Gelecek yüzyıl, kuzeyde II. Yeroboam (MÖ 793-753) ve güneyde Uzziah (Azarya) (MÖ 791-740) tarafından yönetilen her iki krallık için de uzun bir barış ve refah dönemiyle başlar. Suriye'nin görece zayıflığı ve ayrıca Yunus'un kehanetinin gerçekleşmesi (2 Krallar 14:25) nedeniyle, Yeroboam daha önce kaybettiği toprakları yeniden ele geçirmeyi başardı.

Ancak fırtına öncesi bir sakinlik dönemiydi, çünkü yüzyılın ikinci yarısında Asur kralı Feglaffellaser III (Tiglathpalasar) bu bölgede fetihlere başladı ve Asur İmparatorluğu'nun yeni bir yükselişiyle sonuçlandı. 722'de Samiriye Shalmaneser V tarafından alındı, Kuzey Krallığı'nın varlığı sona erdi ve halkı bir daha geri dönmemek üzere imparatorluğun her yerine yerleştirildi (2 Krallar 17:3-6; 24-28). MÖ 701'de. e. Kral Sennacherib (Sennacherib) Judea'nın çoğunu yok etti (2 Kings 18:13). Ninova'daki Sanherib sarayında bulunan kabartmalarla birlikte Lakiş'teki kazılar, Yahuda'nın güney sınırındaki bu önemli karakolun kuşatıldığını ve ele geçirildiğini doğruluyor. Tanrısal müdahale sayesinde, Sanherib'e karşı yalnızca Kudüs durdu (2 Krallar 19:35-37). Hikâyenin başka bir versiyonu, Sanherib'in "Hizkiya'yı bir kuş gibi kafese kapatmış" olmakla övündüğü yıllıklarında bulunur. Garip bir şekilde, bu İncil hikayesini doğrular, çünkü Sanherib'in yalnızca şehri kuşatmayı başardığı, ancak onu almadığı gerçeğini mükemmel bir şekilde aktarır. Bununla birlikte, Judea bundan böyle bir vasal devletten başka bir şey olmayacak. Asur, bölgede ortaya çıkan yeni ve müthiş bir güç olan Babil'in saldırısına uğradığında, 597 ve 586'da esareti takip eden Yahudiler için uğursuz bir alamet oldu.

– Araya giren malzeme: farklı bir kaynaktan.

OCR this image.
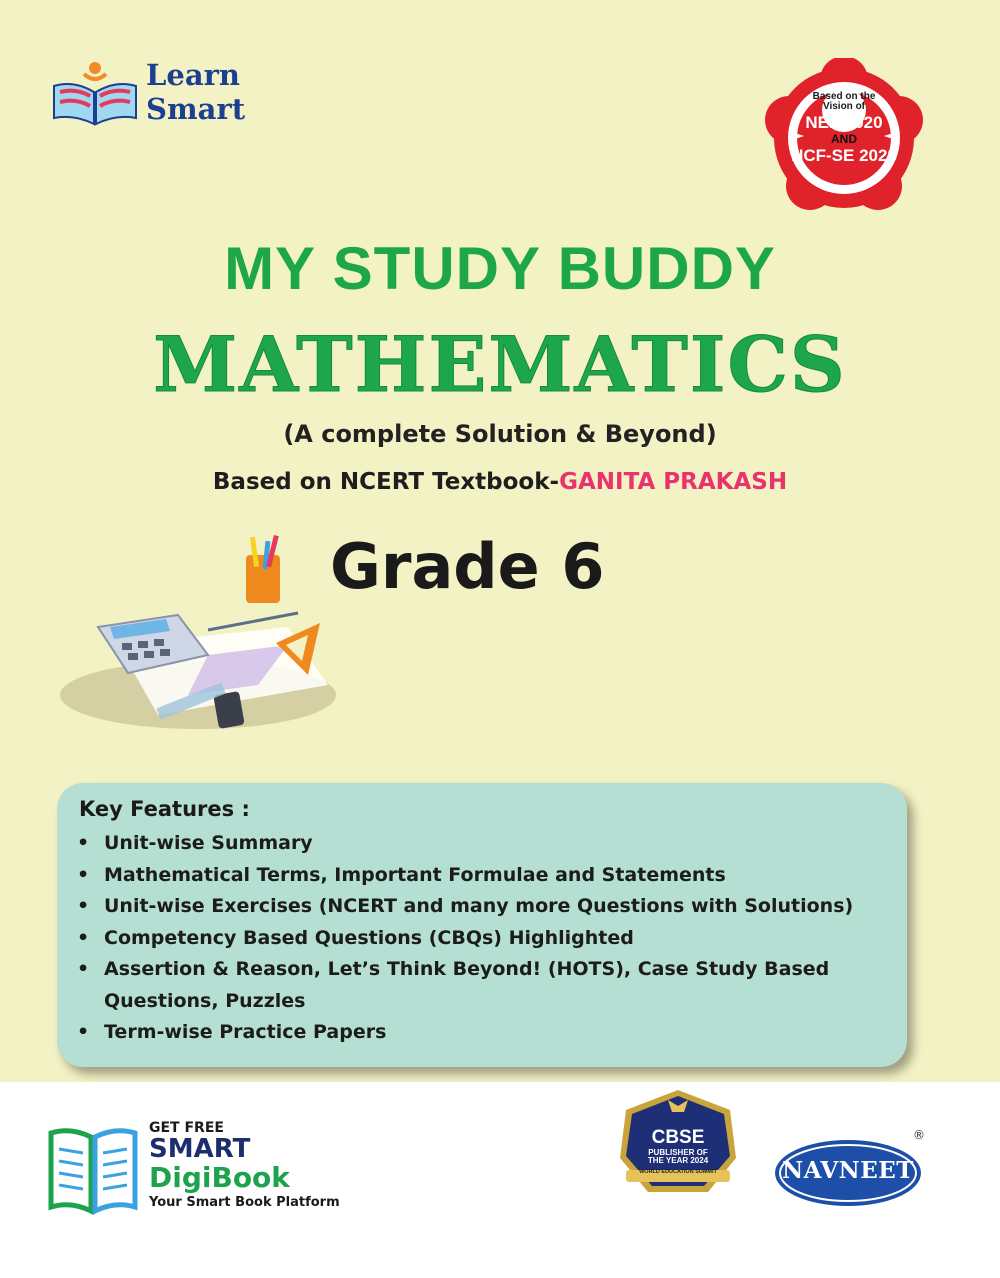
Learn
Smart	Based on the
Vision of
NEP 2020
AND
NCF-SE 2023
MY STUDY BUDDY
MATHEMATICS
(A complete Solution & Beyond)
Based on NCERT Textbook-GANITA PRAKASH
Grade 6
Key Features :
• Unit-wise Summary
• Mathematical Terms, Important Formulae and Statements
• Unit-wise Exercises (NCERT and many more Questions with Solutions)
• Competency Based Questions (CBQs) Highlighted
• Assertion & Reason, Let’s Think Beyond! (HOTS), Case Study Based Questions, Puzzles
• Term-wise Practice Papers
GET FREE
SMART
DigiBook
Your Smart Book Platform
CBSE
PUBLISHER OF
THE YEAR 2024
WORLD EDUCATION SUMMIT	NAVNEET
®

Krallıklar çağı, Krallar ve Tarihler kitaplarında büyük bir yanılgı çağı olarak tasvir edilir. Yeroboam'ın Yeruşalim'den ayrılmasında, her şeyden önce putperestliğe doğru bir adım olduğunu, Yehova ile yapılan antlaşmanın reddedildiğini ve Kuzey krallarının sürekli suçlarının kaynağını görüyorlar (1.Krallar 12:28-33; krş. 16). :26). Chronicles kitapları, kuzey krallığının tarihini görmezden gelir, böylece ayrı bir krallık olarak varlığının gayri meşruiyetine işaret eder.

İncil'in Başlangıcından [Resimlerle] yazar yazar bilinmiyor

İncil Nasıl Oluştu kitabından yazar Edel Conrad

* Babil esareti zamanı MÖ 586-536 Babil esaretinde bulunduğu süre boyunca, Daniel peygamber, şüphesiz Musa'nın kitaplarına ve diğer Kutsal Yazılara sahipti. Bir noktada önünde duran Yeremya kitabından söz eder (Daniel 9:2). peygamberler olduğunu gösteren bir örnektir.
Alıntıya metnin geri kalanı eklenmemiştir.